Question

if cosec theta +cot theta =5/2 then the value of tan theta is

Answer 1

Answer:tan a = 20/21

Step-by-step explanation:

cosec a + cot a = 5/2

Cosec^2 a + cot^2 a + 2cosec a. Cota =25/4

Using formula cosec^2 a= 1+cot^2 a,

Cot^2 a +1+ cot^2a + 2coseca.

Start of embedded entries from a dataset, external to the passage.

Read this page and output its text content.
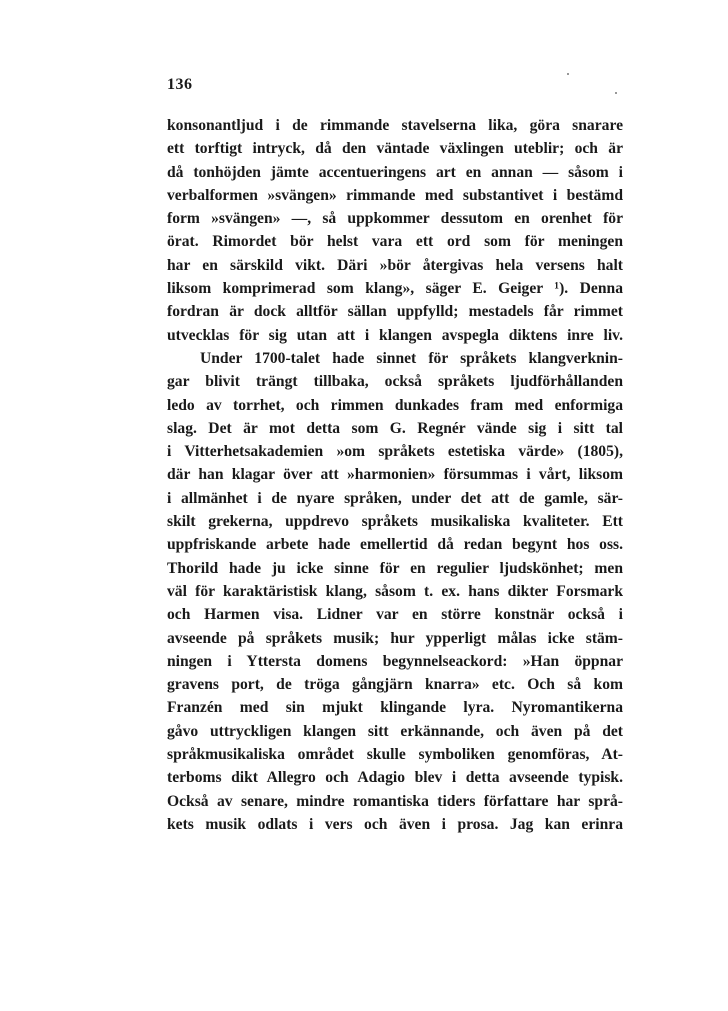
136
konsonantljud i de rimmande stavelserna lika, göra snarare
ett torftigt intryck, då den väntade växlingen uteblir; och är
då tonhöjden jämte accentueringens art en annan — såsom i
verbalformen »svängen» rimmande med substantivet i bestämd
form »svängen» —, så uppkommer dessutom en orenhet för
örat. Rimordet bör helst vara ett ord som för meningen
har en särskild vikt. Däri »bör återgivas hela versens halt
liksom komprimerad som klang», säger E. Geiger ¹). Denna
fordran är dock alltför sällan uppfylld; mestadels får rimmet
utvecklas för sig utan att i klangen avspegla diktens inre liv.
Under 1700-talet hade sinnet för språkets klangverknin-
gar blivit trängt tillbaka, också språkets ljudförhållanden
ledo av torrhet, och rimmen dunkades fram med enformiga
slag. Det är mot detta som G. Regnér vände sig i sitt tal
i Vitterhetsakademien »om språkets estetiska värde» (1805),
där han klagar över att »harmonien» försummas i vårt, liksom
i allmänhet i de nyare språken, under det att de gamle, sär-
skilt grekerna, uppdrevo språkets musikaliska kvaliteter. Ett
uppfriskande arbete hade emellertid då redan begynt hos oss.
Thorild hade ju icke sinne för en regulier ljudskönhet; men
väl för karaktäristisk klang, såsom t. ex. hans dikter Forsmark
och Harmen visa. Lidner var en större konstnär också i
avseende på språkets musik; hur ypperligt målas icke stäm-
ningen i Yttersta domens begynnelseackord: »Han öppnar
gravens port, de tröga gångjärn knarra» etc. Och så kom
Franzén med sin mjukt klingande lyra. Nyromantikerna
gåvo uttryckligen klangen sitt erkännande, och även på det
språkmusikaliska området skulle symboliken genomföras, At-
terboms dikt Allegro och Adagio blev i detta avseende typisk.
Också av senare, mindre romantiska tiders författare har språ-
kets musik odlats i vers och även i prosa. Jag kan erinra
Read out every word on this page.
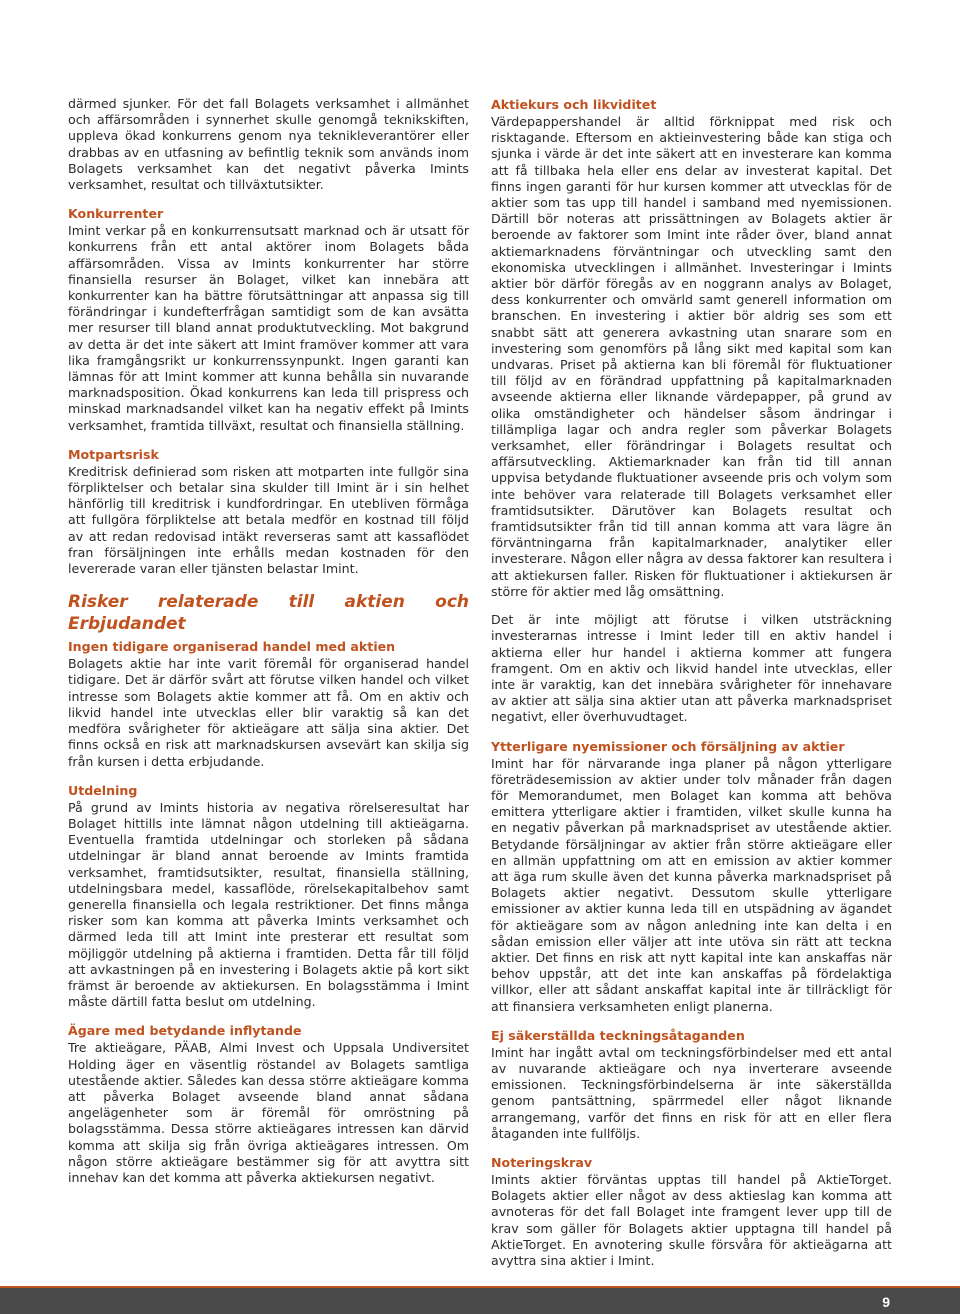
därmed sjunker. För det fall Bolagets verksamhet i allmänhet och affärsområden i synnerhet skulle genomgå teknikskiften, uppleva ökad konkurrens genom nya teknikleverantörer eller drabbas av en utfasning av befintlig teknik som används inom Bolagets verksamhet kan det negativt påverka Imints verksamhet, resultat och tillväxtutsikter.

Konkurrenter

Imint verkar på en konkurrensutsatt marknad och är utsatt för konkurrens från ett antal aktörer inom Bolagets båda affärsområden. Vissa av Imints konkurrenter har större finansiella resurser än Bolaget, vilket kan innebära att konkurrenter kan ha bättre förutsättningar att anpassa sig till förändringar i kundefterfrågan samtidigt som de kan avsätta mer resurser till bland annat produktutveckling. Mot bakgrund av detta är det inte säkert att Imint framöver kommer att vara lika framgångsrikt ur konkurrenssynpunkt. Ingen garanti kan lämnas för att Imint kommer att kunna behålla sin nuvarande marknadsposition. Ökad konkurrens kan leda till prispress och minskad marknadsandel vilket kan ha negativ effekt på Imints verksamhet, framtida tillväxt, resultat och finansiella ställning.

Motpartsrisk

Kreditrisk definierad som risken att motparten inte fullgör sina förpliktelser och betalar sina skulder till Imint är i sin helhet hänförlig till kreditrisk i kundfordringar. En utebliven förmåga att fullgöra förpliktelse att betala medför en kostnad till följd av att redan redovisad intäkt reverseras samt att kassaflödet fran försäljningen inte erhålls medan kostnaden för den levererade varan eller tjänsten belastar Imint.

Risker relaterade till aktien och Erbjudandet
Ingen tidigare organiserad handel med aktien

Bolagets aktie har inte varit föremål för organiserad handel tidigare. Det är därför svårt att förutse vilken handel och vilket intresse som Bolagets aktie kommer att få. Om en aktiv och likvid handel inte utvecklas eller blir varaktig så kan det medföra svårigheter för aktieägare att sälja sina aktier. Det finns också en risk att marknadskursen avsevärt kan skilja sig från kursen i detta erbjudande.

Utdelning

På grund av Imints historia av negativa rörelseresultat har Bolaget hittills inte lämnat någon utdelning till aktieägarna. Eventuella framtida utdelningar och storleken på sådana utdelningar är bland annat beroende av Imints framtida verksamhet, framtidsutsikter, resultat, finansiella ställning, utdelningsbara medel, kassaflöde, rörelsekapitalbehov samt generella finansiella och legala restriktioner. Det finns många risker som kan komma att påverka Imints verksamhet och därmed leda till att Imint inte presterar ett resultat som möjliggör utdelning på aktierna i framtiden. Detta får till följd att avkastningen på en investering i Bolagets aktie på kort sikt främst är beroende av aktiekursen. En bolagsstämma i Imint måste därtill fatta beslut om utdelning.

Ägare med betydande inflytande

Tre aktieägare, PÄAB, Almi Invest och Uppsala Undiversitet Holding äger en väsentlig röstandel av Bolagets samtliga utestående aktier. Således kan dessa större aktieägare komma att påverka Bolaget avseende bland annat sådana angelägenheter som är föremål för omröstning på bolagsstämma. Dessa större aktieägares intressen kan därvid komma att skilja sig från övriga aktieägares intressen. Om någon större aktieägare bestämmer sig för att avyttra sitt innehav kan det komma att påverka aktiekursen negativt.

Aktiekurs och likviditet

Värdepappershandel är alltid förknippat med risk och risktagande. Eftersom en aktieinvestering både kan stiga och sjunka i värde är det inte säkert att en investerare kan komma att få tillbaka hela eller ens delar av investerat kapital. Det finns ingen garanti för hur kursen kommer att utvecklas för de aktier som tas upp till handel i samband med nyemissionen. Därtill bör noteras att prissättningen av Bolagets aktier är beroende av faktorer som Imint inte råder över, bland annat aktiemarknadens förväntningar och utveckling samt den ekonomiska utvecklingen i allmänhet. Investeringar i Imints aktier bör därför föregås av en noggrann analys av Bolaget, dess konkurrenter och omvärld samt generell information om branschen. En investering i aktier bör aldrig ses som ett snabbt sätt att generera avkastning utan snarare som en investering som genomförs på lång sikt med kapital som kan undvaras. Priset på aktierna kan bli föremål för fluktuationer till följd av en förändrad uppfattning på kapitalmarknaden avseende aktierna eller liknande värdepapper, på grund av olika omständigheter och händelser såsom ändringar i tillämpliga lagar och andra regler som påverkar Bolagets verksamhet, eller förändringar i Bolagets resultat och affärsutveckling. Aktiemarknader kan från tid till annan uppvisa betydande fluktuationer avseende pris och volym som inte behöver vara relaterade till Bolagets verksamhet eller framtidsutsikter. Därutöver kan Bolagets resultat och framtidsutsikter från tid till annan komma att vara lägre än förväntningarna från kapitalmarknader, analytiker eller investerare. Någon eller några av dessa faktorer kan resultera i att aktiekursen faller. Risken för fluktuationer i aktiekursen är större för aktier med låg omsättning.

Det är inte möjligt att förutse i vilken utsträckning investerarnas intresse i Imint leder till en aktiv handel i aktierna eller hur handel i aktierna kommer att fungera framgent. Om en aktiv och likvid handel inte utvecklas, eller inte är varaktig, kan det innebära svårigheter för innehavare av aktier att sälja sina aktier utan att påverka marknadspriset negativt, eller överhuvudtaget.

Ytterligare nyemissioner och försäljning av aktier

Imint har för närvarande inga planer på någon ytterligare företrädesemission av aktier under tolv månader från dagen för Memorandumet, men Bolaget kan komma att behöva emittera ytterligare aktier i framtiden, vilket skulle kunna ha en negativ påverkan på marknadspriset av utestående aktier. Betydande försäljningar av aktier från större aktieägare eller en allmän uppfattning om att en emission av aktier kommer att äga rum skulle även det kunna påverka marknadspriset på Bolagets aktier negativt. Dessutom skulle ytterligare emissioner av aktier kunna leda till en utspädning av ägandet för aktieägare som av någon anledning inte kan delta i en sådan emission eller väljer att inte utöva sin rätt att teckna aktier. Det finns en risk att nytt kapital inte kan anskaffas när behov uppstår, att det inte kan anskaffas på fördelaktiga villkor, eller att sådant anskaffat kapital inte är tillräckligt för att finansiera verksamheten enligt planerna.

Ej säkerställda teckningsåtaganden

Imint har ingått avtal om teckningsförbindelser med ett antal av nuvarande aktieägare och nya inverterare avseende emissionen. Teckningsförbindelserna är inte säkerställda genom pantsättning, spärrmedel eller något liknande arrangemang, varför det finns en risk för att en eller flera åtaganden inte fullföljs.

Noteringskrav

Imints aktier förväntas upptas till handel på AktieTorget. Bolagets aktier eller något av dess aktieslag kan komma att avnoteras för det fall Bolaget inte framgent lever upp till de krav som gäller för Bolagets aktier upptagna till handel på AktieTorget. En avnotering skulle försvåra för aktieägarna att avyttra sina aktier i Imint.

9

Cot a= 25/4

Rearranging:

2cot a(cot a + cosec a) = 21/4

Substituting cot a+ cosec a = 5/2,

2cot a. 5/2=21/4

Cot a = 21/20

Hence tan a = 20/21

Answer 2

Thus the value of $tan\alpha$ will be 20/21.

Given:

$\csc( \alpha ) + \cot( \alpha ) = \frac{5}{2}$

To find: We have to find the value of $tan\alpha$.

Solution:

We know that-

${ \csc }^{2} \alpha - { \cot }^{2} \alpha = 1 \\ ( \csc( \alpha ) + \cot( \alpha ) )( \csc( \alpha ) - \cot( \alpha ) ) = 1$

Putting the value of cosec alpha +cot alpha we get-

$\frac{5}{2} ( \csc( \alpha ) - \cot( \alpha ) ) = 1 \\ ( \csc( \alpha ) - \cot( \alpha ) ) = \frac{2}{5}$

Now putting the value of $csc\alpha$ in terms of $cot\alpha$ we get-

$\frac{5}{2} - \cot( \alpha ) - \cot( \alpha ) = \frac{2}{5} \\ - 2 \cot( \alpha ) = \frac{2}{5} - \frac{5}{2} \\ - 2 \cot( \alpha ) = \frac{ - 21}{10} \\ \cot( \alpha ) = \frac{21}{20}$

Now we know that $cot\alpha$ is an inverse of $tan\alpha$

Thus the value of $tan\alpha$ will be 20/21.